# AEG AM100ls4



## johnsiddle (Jun 22, 2011)

Have got hold of a 3HP, 3phase ally framed motor, the plan is to experiment with it (possibly rewire it to run on a lower voltage) and possibly design my own 3phase controller, with the plan to do an EV conversion in the future (probably not with this motor tho),

The markings on the motor are:
AEG AM100LS4
Delta 230v Star 415v
1400rpm
8.5amp in delta

It is obviously obsolete which is why I cannot find any info in it google.

It seems to have a one way clutch on it cuz I can only turn it in one direction.

Does any of this ring any bells with anyone, if so any info you have I will welcome????.

PS the wiring looks a bit stange it has links to V to U and Y to X (v1 to u1 and u2 to v2 in new money) and there are two bits of wire on W and Z.

Regards John


----------



## johnsiddle (Jun 22, 2011)

I have now stripped this motor down, it does indeed have a one way clutch built into the main (front) bearing, it looks like a sprag clutch.

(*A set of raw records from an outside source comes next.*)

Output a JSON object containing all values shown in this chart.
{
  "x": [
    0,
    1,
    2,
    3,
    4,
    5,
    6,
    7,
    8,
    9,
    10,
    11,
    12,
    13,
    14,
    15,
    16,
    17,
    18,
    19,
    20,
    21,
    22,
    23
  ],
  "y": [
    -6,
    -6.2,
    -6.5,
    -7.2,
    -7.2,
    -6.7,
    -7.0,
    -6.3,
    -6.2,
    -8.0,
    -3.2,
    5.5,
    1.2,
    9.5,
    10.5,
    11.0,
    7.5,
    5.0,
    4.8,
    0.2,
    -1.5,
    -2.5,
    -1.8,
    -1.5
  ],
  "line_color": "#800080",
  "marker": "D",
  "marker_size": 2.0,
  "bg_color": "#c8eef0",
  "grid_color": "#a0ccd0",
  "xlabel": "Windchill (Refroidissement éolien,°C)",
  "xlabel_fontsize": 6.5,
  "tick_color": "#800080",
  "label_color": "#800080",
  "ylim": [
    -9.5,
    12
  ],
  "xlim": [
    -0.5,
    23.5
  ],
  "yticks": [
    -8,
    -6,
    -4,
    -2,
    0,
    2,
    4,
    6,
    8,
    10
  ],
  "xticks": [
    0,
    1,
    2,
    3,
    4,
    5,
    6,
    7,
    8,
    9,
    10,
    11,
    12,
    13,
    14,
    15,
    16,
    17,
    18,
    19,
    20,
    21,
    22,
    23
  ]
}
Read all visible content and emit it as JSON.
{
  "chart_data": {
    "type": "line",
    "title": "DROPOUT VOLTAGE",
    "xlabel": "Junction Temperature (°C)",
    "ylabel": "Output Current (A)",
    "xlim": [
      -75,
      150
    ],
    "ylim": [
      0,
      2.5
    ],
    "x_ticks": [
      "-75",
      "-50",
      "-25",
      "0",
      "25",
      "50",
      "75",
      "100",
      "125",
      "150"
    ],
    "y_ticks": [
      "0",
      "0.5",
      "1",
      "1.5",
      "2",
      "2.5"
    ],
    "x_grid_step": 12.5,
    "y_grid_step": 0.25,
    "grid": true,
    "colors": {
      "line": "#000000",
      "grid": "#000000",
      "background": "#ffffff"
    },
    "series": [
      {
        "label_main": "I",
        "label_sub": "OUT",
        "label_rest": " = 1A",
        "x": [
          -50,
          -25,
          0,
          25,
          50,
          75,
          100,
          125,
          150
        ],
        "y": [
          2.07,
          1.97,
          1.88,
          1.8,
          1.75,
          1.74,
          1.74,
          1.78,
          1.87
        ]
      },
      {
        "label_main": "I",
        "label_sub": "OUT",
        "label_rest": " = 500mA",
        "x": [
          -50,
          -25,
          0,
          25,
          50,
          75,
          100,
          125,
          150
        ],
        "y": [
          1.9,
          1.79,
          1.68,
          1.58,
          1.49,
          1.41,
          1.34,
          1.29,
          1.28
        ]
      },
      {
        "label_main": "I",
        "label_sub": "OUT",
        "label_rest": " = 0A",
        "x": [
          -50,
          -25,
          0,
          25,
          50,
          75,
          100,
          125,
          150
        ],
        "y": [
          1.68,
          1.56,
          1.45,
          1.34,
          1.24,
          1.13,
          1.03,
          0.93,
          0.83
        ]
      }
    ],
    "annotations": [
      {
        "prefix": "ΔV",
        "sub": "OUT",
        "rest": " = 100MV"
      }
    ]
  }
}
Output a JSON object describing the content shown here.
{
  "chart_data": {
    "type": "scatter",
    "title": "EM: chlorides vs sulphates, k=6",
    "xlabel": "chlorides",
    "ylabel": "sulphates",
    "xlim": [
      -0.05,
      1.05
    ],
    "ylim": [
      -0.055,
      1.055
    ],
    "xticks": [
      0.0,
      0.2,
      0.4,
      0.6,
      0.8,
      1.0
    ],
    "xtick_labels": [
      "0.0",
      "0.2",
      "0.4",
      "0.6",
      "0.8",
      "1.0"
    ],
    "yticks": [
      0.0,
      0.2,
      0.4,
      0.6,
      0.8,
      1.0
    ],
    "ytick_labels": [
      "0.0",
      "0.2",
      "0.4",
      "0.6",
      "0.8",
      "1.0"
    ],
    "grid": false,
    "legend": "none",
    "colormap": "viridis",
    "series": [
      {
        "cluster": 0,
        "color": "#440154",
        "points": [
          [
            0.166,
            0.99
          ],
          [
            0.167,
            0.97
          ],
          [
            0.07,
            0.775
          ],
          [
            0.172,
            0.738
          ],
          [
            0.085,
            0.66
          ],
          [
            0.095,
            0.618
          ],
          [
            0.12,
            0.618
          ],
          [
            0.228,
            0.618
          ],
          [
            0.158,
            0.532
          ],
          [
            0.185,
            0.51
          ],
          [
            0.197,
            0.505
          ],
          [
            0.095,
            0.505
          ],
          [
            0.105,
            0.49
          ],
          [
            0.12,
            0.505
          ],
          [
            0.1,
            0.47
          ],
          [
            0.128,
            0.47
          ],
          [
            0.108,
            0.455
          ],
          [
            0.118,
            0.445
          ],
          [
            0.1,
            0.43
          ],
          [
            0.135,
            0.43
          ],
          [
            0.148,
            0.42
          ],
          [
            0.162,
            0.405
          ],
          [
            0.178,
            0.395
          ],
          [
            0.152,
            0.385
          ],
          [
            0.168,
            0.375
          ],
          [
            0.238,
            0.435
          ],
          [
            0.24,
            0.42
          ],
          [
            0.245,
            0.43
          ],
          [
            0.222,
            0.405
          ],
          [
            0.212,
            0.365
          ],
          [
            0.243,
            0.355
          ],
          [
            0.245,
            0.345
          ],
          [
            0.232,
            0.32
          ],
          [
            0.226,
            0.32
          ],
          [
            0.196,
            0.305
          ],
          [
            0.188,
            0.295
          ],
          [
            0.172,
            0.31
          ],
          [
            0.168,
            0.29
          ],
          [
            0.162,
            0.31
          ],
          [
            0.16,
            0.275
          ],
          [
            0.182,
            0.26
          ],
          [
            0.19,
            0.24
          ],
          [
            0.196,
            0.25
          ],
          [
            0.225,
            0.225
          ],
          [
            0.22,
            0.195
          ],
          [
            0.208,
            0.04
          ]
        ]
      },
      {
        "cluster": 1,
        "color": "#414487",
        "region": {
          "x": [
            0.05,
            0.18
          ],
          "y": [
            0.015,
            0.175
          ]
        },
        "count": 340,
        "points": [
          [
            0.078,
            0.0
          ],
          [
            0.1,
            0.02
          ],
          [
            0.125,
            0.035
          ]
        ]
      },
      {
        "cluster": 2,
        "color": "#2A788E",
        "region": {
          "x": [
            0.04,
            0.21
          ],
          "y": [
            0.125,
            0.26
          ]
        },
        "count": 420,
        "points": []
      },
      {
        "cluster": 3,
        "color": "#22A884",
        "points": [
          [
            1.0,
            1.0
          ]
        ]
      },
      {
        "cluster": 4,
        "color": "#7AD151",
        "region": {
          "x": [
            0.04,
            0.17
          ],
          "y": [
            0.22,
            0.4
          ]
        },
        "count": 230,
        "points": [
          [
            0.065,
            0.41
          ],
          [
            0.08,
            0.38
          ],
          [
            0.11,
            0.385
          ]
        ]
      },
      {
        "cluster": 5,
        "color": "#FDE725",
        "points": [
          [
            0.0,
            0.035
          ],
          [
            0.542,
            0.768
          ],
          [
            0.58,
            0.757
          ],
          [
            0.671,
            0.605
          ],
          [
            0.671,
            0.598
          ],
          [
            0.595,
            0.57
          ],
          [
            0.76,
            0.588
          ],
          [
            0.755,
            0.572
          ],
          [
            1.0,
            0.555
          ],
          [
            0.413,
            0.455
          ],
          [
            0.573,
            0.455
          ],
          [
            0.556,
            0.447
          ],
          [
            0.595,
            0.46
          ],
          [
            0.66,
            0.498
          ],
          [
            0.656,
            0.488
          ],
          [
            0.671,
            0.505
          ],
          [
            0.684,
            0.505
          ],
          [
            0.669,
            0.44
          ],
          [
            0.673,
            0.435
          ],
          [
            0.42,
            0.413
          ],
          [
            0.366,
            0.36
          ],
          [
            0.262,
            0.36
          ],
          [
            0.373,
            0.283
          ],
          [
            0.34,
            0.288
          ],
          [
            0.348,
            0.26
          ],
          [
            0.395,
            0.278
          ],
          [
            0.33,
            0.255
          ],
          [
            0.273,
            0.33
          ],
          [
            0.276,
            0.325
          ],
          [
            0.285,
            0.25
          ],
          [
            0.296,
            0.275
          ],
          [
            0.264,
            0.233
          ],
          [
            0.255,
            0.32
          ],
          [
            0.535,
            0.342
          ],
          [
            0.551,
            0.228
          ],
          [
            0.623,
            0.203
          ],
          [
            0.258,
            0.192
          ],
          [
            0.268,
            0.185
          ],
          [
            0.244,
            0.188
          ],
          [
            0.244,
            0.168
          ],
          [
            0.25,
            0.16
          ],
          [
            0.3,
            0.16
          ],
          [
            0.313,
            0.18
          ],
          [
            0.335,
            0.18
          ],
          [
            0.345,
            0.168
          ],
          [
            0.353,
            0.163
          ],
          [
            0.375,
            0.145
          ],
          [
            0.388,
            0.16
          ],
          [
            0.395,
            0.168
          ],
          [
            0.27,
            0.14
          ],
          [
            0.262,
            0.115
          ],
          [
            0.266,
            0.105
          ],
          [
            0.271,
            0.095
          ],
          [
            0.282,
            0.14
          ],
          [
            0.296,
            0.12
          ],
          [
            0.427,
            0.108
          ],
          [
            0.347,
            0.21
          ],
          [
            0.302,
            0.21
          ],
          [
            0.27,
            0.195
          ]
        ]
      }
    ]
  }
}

Do all 3phase motors have a one way clutch???

The field has 36 segments so I am not sure how many sets of coils I should be looking for. It looks like groups of three presumably that would make 12 coils in total.

I assume that the sleaving I can see at the bottom of the coils are the coil joinings. They don't look too accessable.

Any comment you experts might want to make would be appreciated.

regards John


----------